A smattering of biosimilar launches around the globe and positive results for biosimilar earnings across companies suggested a positive trend in April, despite the ongoing pandemic.
Although the coronavirus disease 2019 (COVID-19) pandemic put a damper on activities, the month of April saw steady business developments, from biosimilar approvals and launches to strong earnings reports for biosimilars and even regulatory approval for a biosimilar manufacturing site.
With a growing portfolio of biosimilars, Novartis saw a 31% increase in biopharmaceutical net sales for the first quarter of 2020, despite the pandemic. Novartis develops and retails biosimilars through its Sandoz arm. Sandoz’ net sales for the quarter were $2.5 billion, up 9%.
Pfizer reported that biosimilar and generic competition are expected to hurt its originator brands this year to the tune of $2.4 billion in lost revenue, although it reported that its biosimilars portfolio is generating strong double-digit revenue growth.
Biogen reported biosimilars earnings of $219 million for the first quarter, up 25% compared with the year-ago comparable quarter, an increase of $44 million. The company said its anti—tumor necrosis factor (TNF) biosimilars have been used to combat COVID-19 and it attributed $15 million of first-quarter earnings to this.
Amgen reported that overall product sales increased 12% globally, and this included results for its bevacizumab and trastuzumab biosimilars, but the company said product revenues were offset by competition from other biosimilar and generic makers.
Shanghai-based Henlius Biotech said its Xuhui manufacturing facility has met European standards for production of its trastuzumab biosimilar candidate, which the company said is “a passport” for potential commercialization across the globe. Anticipating approval of its trastuzumab biosimilar HLX02 from the European Medicines Agency, the company has put global commercialization plans into place.
Russia has rebuilt its pharmaceutical industry following the demise of the former Soviet-led government, and emerging companies such as Geropharm are looking for markets abroad. In an interview with The Center for Biosimilars®, Roman Drai, MD, PhD, deputy director and head of clinical operations for Geropharm, said the barriers to biosimilar marketing in the United States are slowly diminishing, although in Europe the business opportunities are more robust.
Product Launches and Approvals
On April 2, Pfizer announced that the European Commission had approved its rituximab monoclonal antibody, Ruxience, for the treatment of non-Hodgkin lymphoma, chronic lymphocytic leukemia, rheumatoid arthritis, and other disorders.
On April 15, Merck announced that it was launching its Ontruzant trastuzumab biosimilar in the US market. This became the third trastuzumab biosimilar to arrive on the US market in 2020, making the market more crowded for competitors. In this venture, Merck is the commercialization partner of Samsung Bioepis.
Sang-Jin Pak, MD, executive vice president of Samsung Bioepis’ Commercial Division, in an interview with The Center for Biosimilars®, said despite the growing competition for trastuzumab products, there is likely to be ample business opportunity.
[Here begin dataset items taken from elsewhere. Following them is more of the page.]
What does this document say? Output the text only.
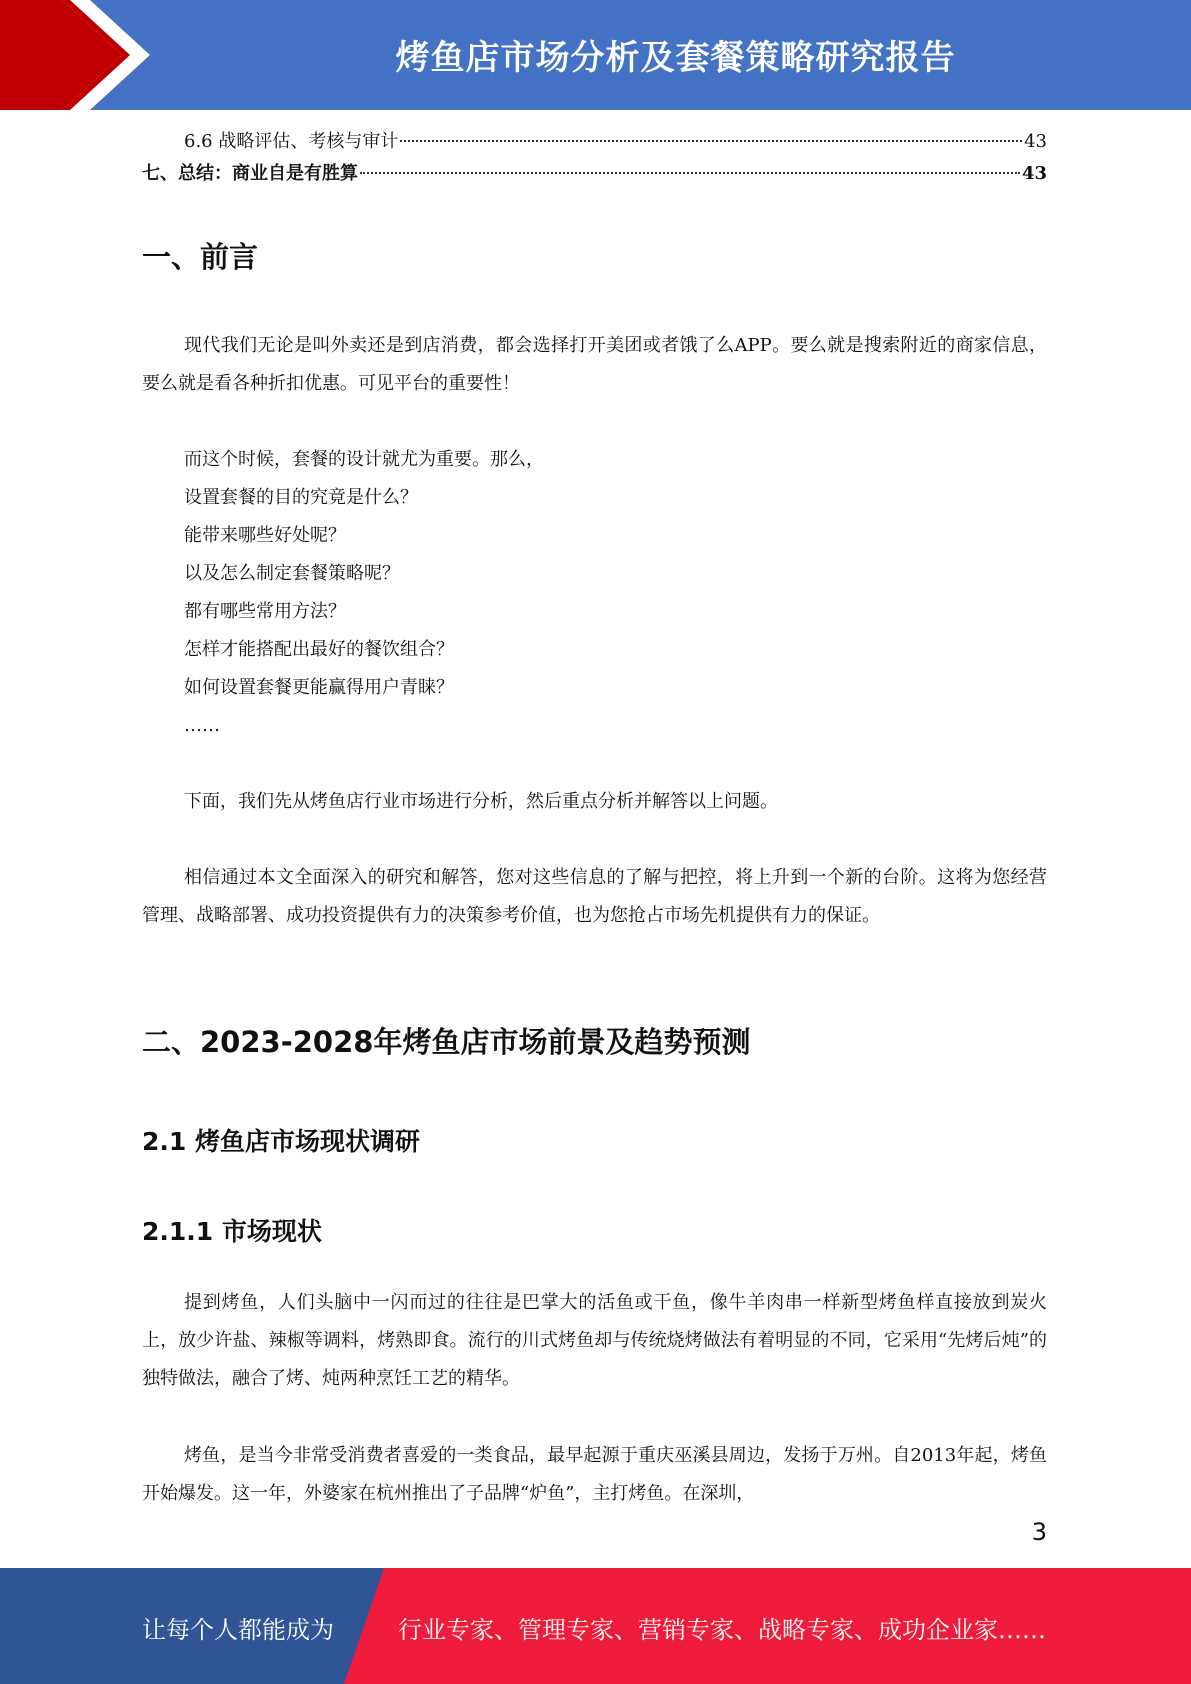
烤鱼店市场分析及套餐策略研究报告
6.6 战略评估、考核与审计	43
七、总结：商业自是有胜算	43
一、前言
现代我们无论是叫外卖还是到店消费，都会选择打开美团或者饿了么APP。要么就是搜索附近的商家信息，要么就是看各种折扣优惠。可见平台的重要性！
而这个时候，套餐的设计就尤为重要。那么，
设置套餐的目的究竟是什么？
能带来哪些好处呢？
以及怎么制定套餐策略呢？
都有哪些常用方法？
怎样才能搭配出最好的餐饮组合？
如何设置套餐更能赢得用户青睐？
……
下面，我们先从烤鱼店行业市场进行分析，然后重点分析并解答以上问题。
相信通过本文全面深入的研究和解答，您对这些信息的了解与把控，将上升到一个新的台阶。这将为您经营管理、战略部署、成功投资提供有力的决策参考价值，也为您抢占市场先机提供有力的保证。
二、2023-2028年烤鱼店市场前景及趋势预测
2.1 烤鱼店市场现状调研
2.1.1 市场现状
提到烤鱼，人们头脑中一闪而过的往往是巴掌大的活鱼或干鱼，像牛羊肉串一样新型烤鱼样直接放到炭火上，放少许盐、辣椒等调料，烤熟即食。流行的川式烤鱼却与传统烧烤做法有着明显的不同，它采用“先烤后炖”的独特做法，融合了烤、炖两种烹饪工艺的精华。
烤鱼，是当今非常受消费者喜爱的一类食品，最早起源于重庆巫溪县周边，发扬于万州。自2013年起，烤鱼开始爆发。这一年，外婆家在杭州推出了子品牌“炉鱼”，主打烤鱼。在深圳，
3
让每个人都能成为	行业专家、管理专家、营销专家、战略专家、成功企业家……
Also in mid-April, Mylan and Biocon launched a pegfilgrastim biosimilar (Fulphila) in Australia, and on April 28, the companies announced they had launched the same product in Canada, also. The agent helps to shorten the duration of severe neutropenia and reduce the incidence of infections, as manifested by febrile neutropenia.
A comparison of biosimilar launches and approvals in the first quarter of 2020 with those in the comparable year-ago quarter showed more launches than FDA approvals in the just-finished quarter. Experts have said launch horizons for approved biosimilars can be expected to be pushed back 6 months or more, based on the complications presented by COVID-19 and the difficulties of marketing products in an environment where sales representatives cannot meet face-to-face with providers and other key individuals.
Several additional biosimilar launches could occur this year, experts said during the Academy of Managed Care Pharmacy (AMCP) virtual meeting in April. Those new products could include a pegfilgrastim, 2 bevacizumabs, and a rituximab.
COVID-19’s Effect on Biosimilar Business
An expert presenting for the AMCP virtual meeting explained that COVID-19 notwithstanding, it’s important to keep the biosimilar pipeline active because of the important savings and access benefits these agents offer. “We are going to need specialty generics and biosimilars,” said Douglas M. Long, MBA, vice president of Industry Relations for IQVIA.
Finally, the FDA’s new focus on COVID-19 and the quarantines imposed on much of the developed world have pushed digital and remote marketing of pharmaceutical products into high gear, and this bodes well for a transformation in the way biosimilars are marketed in the United States, Jamie Peck, managing director of iON, said in an interview with The Center for Biosimilars®.